Entre os 17 vetos prontos para apreciação, estão itens adiados após negociações entre governo e oposição na sessão do último dia 9. É o caso do veto (VET) 46/21 à Lei 14.197/21, que revogou a antiga Lei de Segurança Nacional e foi parcialmente vetada pelo então presidente Jair Bolsonaro.

O veto de Bolsonaro impediu a tipificação do crime de comunicação enganosa em massa (disseminação de fake news), com pena de até cinco anos de reclusão.

Saidão
Em contrapartida para o adiamento, a bancada do governo pediu a retirada de pauta do veto parcial do presidente Lula à lei que restringe a saída temporária dos presos (Lei 14.843/24). O VET 8/24, agora reinserido na lista de votações, excluiu da lei um trecho que retirava totalmente a possibilidade de o preso sair para visitar a família ou participar de atividades de convívio social.

O Planalto argumenta que essa proibição é inconstitucional e sustenta que a manutenção de visita esporádica à família “minimiza os efeitos do cárcere e favorece o paulatino retorno ao convívio social”.

Outros vetos
Também retornam à pauta o veto a vários pontos da Lei de Diretrizes Orçamentárias de 2024 (VET 1/24) e outro que exclui do Orçamento de 2024 a previsão de destinação de R$ 85,8 milhões para o Ministério das Comunicações investir em inclusão digital ( VET 4/24).

Deputados e senadores podem ainda decidir sobre o veto à Lei 14.368/22, que flexibiliza regras do setor aéreo. O projeto aprovado no Congresso garantia o despacho gratuito de uma bagagem em voos, porém o trecho foi vetado por Bolsonaro (VET 30/22).

Também podem ser avaliados diversos trechos rejeitados pelo Poder Executivo na Lei Orgânica Nacional das Polícias Civis (VET 39/23) e na Lei Orgânica Nacional das Polícias e Bombeiros Militares (VET 41/23).

Créditos
Além dos vetos, os parlamentares vão examinar créditos suplementares (que liberam mais recursos para projetos previstos no Orçamento) e especiais (para necessidades não contempladas anteriormente). Ao todo, os nove projetos de lei do Congresso Nacional (PLNs) em pauta preveem cerca de R$ 2 bilhões de reforço orçamentário.

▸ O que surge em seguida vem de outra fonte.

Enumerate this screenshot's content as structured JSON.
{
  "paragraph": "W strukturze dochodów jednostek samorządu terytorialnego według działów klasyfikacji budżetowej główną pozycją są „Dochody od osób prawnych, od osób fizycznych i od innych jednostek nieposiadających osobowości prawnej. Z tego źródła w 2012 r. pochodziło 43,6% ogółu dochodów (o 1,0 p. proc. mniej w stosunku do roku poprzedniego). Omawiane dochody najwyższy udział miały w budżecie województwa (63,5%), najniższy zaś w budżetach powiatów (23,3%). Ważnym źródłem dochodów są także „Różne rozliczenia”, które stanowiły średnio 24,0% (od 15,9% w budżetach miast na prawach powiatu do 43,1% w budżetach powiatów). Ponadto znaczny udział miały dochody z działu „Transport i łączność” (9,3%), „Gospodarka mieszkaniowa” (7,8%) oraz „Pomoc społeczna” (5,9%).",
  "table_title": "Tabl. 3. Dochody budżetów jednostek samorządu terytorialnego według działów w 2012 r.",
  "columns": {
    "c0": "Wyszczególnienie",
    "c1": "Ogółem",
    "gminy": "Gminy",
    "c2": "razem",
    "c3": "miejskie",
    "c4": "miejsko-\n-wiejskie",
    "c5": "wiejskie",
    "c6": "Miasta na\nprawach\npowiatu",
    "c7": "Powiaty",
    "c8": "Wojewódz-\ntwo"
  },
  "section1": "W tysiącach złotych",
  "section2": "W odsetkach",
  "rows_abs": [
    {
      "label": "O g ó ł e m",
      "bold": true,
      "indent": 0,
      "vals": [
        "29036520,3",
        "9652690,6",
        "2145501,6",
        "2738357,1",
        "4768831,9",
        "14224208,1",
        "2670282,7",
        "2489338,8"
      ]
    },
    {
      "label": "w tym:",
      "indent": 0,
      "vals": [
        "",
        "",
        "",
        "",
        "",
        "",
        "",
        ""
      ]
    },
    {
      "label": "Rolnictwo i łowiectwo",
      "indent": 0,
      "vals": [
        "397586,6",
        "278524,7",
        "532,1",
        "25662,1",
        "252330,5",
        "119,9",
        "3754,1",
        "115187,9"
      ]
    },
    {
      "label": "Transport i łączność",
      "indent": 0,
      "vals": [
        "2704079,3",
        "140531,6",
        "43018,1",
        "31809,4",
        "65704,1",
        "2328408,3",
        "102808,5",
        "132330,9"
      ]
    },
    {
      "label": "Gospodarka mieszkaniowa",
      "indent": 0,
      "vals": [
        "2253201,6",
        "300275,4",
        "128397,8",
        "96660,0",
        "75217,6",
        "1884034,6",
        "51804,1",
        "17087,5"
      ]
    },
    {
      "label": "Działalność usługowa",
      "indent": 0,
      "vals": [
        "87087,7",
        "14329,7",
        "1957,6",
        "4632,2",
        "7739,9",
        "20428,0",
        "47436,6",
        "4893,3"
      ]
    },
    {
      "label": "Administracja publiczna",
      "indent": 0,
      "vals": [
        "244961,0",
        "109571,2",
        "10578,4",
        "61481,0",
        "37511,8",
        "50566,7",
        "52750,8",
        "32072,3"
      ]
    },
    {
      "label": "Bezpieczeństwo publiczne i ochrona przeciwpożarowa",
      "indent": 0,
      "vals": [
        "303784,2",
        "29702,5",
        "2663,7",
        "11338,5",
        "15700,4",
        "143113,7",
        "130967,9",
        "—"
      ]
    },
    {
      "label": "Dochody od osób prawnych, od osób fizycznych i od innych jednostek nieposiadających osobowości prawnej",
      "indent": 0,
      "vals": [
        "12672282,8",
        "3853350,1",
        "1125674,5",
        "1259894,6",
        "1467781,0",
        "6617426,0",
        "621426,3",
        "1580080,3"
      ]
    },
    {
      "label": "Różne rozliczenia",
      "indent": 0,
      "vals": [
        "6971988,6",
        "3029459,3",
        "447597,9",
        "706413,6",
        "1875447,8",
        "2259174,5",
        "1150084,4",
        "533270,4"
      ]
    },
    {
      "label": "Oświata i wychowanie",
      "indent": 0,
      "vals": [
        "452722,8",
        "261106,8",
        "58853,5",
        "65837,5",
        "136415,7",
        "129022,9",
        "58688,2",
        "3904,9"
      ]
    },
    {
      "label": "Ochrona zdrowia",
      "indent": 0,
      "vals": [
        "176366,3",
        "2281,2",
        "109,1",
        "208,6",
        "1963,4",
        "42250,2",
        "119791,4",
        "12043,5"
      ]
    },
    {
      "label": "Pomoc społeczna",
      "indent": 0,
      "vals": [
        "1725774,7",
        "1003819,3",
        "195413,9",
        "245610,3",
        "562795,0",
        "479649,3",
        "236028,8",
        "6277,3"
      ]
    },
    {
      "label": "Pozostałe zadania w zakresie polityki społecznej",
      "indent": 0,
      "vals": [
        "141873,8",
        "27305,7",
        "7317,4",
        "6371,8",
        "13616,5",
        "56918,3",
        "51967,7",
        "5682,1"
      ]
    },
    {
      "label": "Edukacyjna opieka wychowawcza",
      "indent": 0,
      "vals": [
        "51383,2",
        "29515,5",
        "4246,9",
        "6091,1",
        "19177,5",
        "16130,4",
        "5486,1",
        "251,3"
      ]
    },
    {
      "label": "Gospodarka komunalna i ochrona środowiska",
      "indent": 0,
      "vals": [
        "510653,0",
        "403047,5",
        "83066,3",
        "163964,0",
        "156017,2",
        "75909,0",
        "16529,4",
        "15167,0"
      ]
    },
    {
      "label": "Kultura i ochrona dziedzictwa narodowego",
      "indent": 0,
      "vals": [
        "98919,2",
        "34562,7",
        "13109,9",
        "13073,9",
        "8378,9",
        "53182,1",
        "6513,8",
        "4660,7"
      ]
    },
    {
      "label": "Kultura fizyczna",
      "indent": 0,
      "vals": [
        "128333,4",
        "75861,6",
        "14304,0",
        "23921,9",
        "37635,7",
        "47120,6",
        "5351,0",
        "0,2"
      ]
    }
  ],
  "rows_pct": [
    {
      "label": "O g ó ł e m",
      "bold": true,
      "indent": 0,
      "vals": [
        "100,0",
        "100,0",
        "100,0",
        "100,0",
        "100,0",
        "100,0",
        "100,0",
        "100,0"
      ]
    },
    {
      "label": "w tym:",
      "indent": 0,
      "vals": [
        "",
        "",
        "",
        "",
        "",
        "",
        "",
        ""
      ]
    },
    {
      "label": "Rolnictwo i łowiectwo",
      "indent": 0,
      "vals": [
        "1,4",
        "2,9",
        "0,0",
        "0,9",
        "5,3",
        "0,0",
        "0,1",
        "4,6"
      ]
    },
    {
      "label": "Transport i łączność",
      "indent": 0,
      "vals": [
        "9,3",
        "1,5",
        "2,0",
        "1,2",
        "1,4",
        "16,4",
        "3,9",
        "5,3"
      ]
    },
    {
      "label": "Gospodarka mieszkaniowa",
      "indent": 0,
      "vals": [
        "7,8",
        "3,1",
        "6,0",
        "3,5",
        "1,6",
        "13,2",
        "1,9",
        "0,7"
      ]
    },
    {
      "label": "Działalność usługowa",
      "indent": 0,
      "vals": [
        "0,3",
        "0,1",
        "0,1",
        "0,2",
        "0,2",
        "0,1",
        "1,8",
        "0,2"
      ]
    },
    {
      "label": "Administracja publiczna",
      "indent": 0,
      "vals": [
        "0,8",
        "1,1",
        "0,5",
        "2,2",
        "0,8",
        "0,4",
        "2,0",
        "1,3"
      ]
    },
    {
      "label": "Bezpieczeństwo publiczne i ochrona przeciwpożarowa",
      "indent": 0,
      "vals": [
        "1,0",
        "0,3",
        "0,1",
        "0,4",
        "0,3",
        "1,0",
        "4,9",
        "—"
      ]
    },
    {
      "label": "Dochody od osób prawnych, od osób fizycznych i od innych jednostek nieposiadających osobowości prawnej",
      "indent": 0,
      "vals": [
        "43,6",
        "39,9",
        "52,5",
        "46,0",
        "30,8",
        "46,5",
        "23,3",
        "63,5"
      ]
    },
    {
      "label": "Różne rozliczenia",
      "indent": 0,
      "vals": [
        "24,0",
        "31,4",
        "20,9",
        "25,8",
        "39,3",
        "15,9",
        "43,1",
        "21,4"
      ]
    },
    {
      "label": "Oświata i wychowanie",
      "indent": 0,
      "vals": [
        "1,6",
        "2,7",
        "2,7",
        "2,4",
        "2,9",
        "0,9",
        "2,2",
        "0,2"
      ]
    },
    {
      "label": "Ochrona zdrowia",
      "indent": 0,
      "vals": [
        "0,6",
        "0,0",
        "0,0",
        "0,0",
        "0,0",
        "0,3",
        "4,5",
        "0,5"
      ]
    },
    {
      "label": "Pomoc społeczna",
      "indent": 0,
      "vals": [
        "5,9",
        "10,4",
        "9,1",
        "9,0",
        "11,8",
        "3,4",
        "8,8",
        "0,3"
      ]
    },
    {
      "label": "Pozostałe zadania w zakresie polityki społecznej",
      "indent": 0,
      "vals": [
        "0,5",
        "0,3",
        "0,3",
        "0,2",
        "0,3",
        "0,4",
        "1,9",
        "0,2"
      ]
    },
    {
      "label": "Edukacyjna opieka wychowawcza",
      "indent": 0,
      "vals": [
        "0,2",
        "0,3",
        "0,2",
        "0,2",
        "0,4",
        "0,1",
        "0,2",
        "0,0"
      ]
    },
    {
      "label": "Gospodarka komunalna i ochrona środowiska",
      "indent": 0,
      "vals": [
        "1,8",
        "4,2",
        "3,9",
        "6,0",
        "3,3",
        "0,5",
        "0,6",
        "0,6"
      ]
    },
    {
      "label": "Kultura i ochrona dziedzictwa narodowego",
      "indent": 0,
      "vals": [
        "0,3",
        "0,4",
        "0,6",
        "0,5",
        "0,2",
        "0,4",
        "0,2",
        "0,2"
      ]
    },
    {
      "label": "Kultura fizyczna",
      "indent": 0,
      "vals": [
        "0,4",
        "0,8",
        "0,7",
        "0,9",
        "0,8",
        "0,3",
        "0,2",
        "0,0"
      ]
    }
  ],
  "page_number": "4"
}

Um deles (PLN 5/2024) abre crédito suplementar de R$ 256,8 milhões para custear ações do Exército e do Ministério do Turismo. Segundo o Executivo, parte dos recursos serão empregados na execução, pelo Exército, das obras de duplicação da rodovia GO-213, de obras em Araguari (MG) e da construção da barragem de Arvorezinha, em Bagé (RS).

Já o PLN 2/2024 propõe crédito especial de R$ 7,4 milhões para o Ministério da Educação. A medida vai beneficiar estudantes de baixa renda da Universidade Federal do Vale do São Francisco com sede em Petrolina (PE).